The impoverished Philippine and Sri Lankan refugees helped the former National Security Agency contractor evade authorities in 2013 by hiding him in their cramped homes after he initiated one of the largest data leaks in US history.
They have spent years hoping the Hong Kong government would recognise their cases and save them from being sent back to their home countries where they say they were persecuted.
They now face deportation.
"These are good people that were driven from their homes by torture, rape, abuse, blackmail and war, circumstances that are really difficult for us to imagine," Snowden said in a video released today.
"Now what they're facing is a transparent injustice from the very people that they asked to protect them," he said.
He has been living in exile in Russia since the summer of 2013. Russia's immigration service in January extended Snowden's residency permit to 2020.
After leaving his initial Hong Kong hotel bolthole for fear of being discovered, he went underground, fed and looked after by the refugees for around two weeks.
Their stories only emerged late last year.
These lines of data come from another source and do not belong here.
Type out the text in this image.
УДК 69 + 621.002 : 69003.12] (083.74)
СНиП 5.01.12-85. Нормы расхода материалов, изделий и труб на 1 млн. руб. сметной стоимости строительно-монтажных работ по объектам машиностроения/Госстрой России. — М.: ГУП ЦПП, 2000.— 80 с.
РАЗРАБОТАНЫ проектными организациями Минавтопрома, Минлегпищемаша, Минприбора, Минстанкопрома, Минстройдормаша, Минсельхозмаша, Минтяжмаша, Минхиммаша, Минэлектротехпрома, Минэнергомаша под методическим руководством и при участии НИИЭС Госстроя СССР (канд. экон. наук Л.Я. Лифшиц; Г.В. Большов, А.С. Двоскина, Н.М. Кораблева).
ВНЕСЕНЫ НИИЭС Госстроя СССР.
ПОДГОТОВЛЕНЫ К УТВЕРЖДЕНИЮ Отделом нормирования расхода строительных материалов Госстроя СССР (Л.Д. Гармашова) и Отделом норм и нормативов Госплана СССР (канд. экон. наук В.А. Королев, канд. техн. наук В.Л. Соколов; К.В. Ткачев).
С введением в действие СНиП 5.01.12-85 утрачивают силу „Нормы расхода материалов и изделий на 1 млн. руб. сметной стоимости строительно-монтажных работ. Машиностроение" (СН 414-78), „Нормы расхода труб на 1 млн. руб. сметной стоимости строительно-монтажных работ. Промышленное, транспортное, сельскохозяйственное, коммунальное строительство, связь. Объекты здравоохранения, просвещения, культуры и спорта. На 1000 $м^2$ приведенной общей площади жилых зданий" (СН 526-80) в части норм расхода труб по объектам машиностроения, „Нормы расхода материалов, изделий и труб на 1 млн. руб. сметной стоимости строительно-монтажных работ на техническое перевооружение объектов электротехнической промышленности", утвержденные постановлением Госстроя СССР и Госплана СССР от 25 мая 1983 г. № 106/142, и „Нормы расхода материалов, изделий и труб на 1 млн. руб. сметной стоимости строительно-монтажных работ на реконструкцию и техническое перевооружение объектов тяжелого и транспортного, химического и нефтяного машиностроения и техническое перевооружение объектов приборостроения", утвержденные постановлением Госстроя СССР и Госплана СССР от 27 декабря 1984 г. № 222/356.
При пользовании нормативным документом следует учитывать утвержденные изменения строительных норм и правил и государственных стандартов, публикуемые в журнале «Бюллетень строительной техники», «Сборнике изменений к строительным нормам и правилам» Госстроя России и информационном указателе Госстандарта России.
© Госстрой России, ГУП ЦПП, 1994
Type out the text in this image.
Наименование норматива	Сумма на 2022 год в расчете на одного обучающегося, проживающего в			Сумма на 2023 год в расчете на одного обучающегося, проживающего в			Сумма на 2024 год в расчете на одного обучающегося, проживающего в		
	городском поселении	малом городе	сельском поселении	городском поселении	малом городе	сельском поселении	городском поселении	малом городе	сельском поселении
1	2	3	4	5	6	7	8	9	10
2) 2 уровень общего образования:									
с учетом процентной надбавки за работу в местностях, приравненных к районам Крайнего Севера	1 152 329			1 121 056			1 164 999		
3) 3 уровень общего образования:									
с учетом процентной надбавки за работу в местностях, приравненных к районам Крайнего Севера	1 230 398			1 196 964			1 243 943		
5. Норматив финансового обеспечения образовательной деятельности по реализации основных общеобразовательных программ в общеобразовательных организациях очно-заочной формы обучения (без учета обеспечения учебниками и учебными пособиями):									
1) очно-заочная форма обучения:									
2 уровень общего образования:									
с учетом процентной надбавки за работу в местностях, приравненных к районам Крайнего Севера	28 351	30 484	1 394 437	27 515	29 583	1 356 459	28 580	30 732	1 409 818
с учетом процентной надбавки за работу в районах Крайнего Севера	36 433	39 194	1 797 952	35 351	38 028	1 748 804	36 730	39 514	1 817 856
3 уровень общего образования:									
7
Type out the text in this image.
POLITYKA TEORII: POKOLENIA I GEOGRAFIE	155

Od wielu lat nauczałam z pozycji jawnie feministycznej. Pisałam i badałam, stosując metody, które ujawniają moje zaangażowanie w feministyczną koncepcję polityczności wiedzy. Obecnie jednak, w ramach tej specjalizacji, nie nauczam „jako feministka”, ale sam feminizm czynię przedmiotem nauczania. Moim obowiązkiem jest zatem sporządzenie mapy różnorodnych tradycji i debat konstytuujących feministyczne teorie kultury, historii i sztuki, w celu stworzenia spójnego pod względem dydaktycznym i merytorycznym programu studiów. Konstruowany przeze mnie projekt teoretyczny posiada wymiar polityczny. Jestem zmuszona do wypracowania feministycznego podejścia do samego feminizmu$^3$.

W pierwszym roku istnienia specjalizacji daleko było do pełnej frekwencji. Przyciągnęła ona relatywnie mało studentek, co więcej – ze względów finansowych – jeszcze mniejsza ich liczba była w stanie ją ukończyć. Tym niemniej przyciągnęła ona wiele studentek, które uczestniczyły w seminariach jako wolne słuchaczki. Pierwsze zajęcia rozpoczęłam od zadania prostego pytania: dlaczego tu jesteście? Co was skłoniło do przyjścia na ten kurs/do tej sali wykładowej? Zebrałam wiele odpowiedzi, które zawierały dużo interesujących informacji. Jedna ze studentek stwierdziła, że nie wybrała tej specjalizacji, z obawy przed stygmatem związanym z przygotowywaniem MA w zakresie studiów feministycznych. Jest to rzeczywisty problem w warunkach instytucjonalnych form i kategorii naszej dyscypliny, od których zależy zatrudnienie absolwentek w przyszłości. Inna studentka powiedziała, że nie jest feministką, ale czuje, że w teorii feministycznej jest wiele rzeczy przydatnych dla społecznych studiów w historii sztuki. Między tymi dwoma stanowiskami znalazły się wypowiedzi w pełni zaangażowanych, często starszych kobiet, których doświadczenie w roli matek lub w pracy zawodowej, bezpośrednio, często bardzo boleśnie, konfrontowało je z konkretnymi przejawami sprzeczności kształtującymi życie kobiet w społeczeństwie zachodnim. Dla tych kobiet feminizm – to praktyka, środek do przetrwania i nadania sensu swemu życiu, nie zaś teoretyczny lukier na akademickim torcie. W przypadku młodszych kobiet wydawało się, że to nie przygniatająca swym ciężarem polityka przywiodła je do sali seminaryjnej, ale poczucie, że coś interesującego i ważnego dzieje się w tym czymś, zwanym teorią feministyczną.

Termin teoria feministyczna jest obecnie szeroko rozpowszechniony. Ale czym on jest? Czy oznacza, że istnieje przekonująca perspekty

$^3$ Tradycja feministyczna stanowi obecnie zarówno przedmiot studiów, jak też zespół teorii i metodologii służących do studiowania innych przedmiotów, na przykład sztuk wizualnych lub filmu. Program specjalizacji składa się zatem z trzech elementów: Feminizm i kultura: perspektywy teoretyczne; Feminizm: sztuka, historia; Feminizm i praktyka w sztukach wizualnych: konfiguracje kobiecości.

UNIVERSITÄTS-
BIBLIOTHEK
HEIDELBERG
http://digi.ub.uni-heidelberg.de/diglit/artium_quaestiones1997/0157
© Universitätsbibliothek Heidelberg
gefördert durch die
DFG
The refugees' lawyer, Robert Tibbo has called the decision by Hong Kong authorities "completely unreasonable", and said he had less than two weeks to submit appeals before the families were deported.
Hong Kong is not a signatory to the UN's refugee convention and does not grant asylum.
However, it is bound by the UN Convention against Torture and Other Cruel, Inhuman or Degrading Treatment or Punishment (UNCAT) and considers claims for protection based on those grounds.
One of the refugees, Vanessa Rodel from the Philippines, who lives in Hong Kong with her five-year-old daughter, broke down over the news of the decision.
Another of the refugees, Ajith Pushpakumara from Sri Lanka, told AFP the government had "taken his whole life".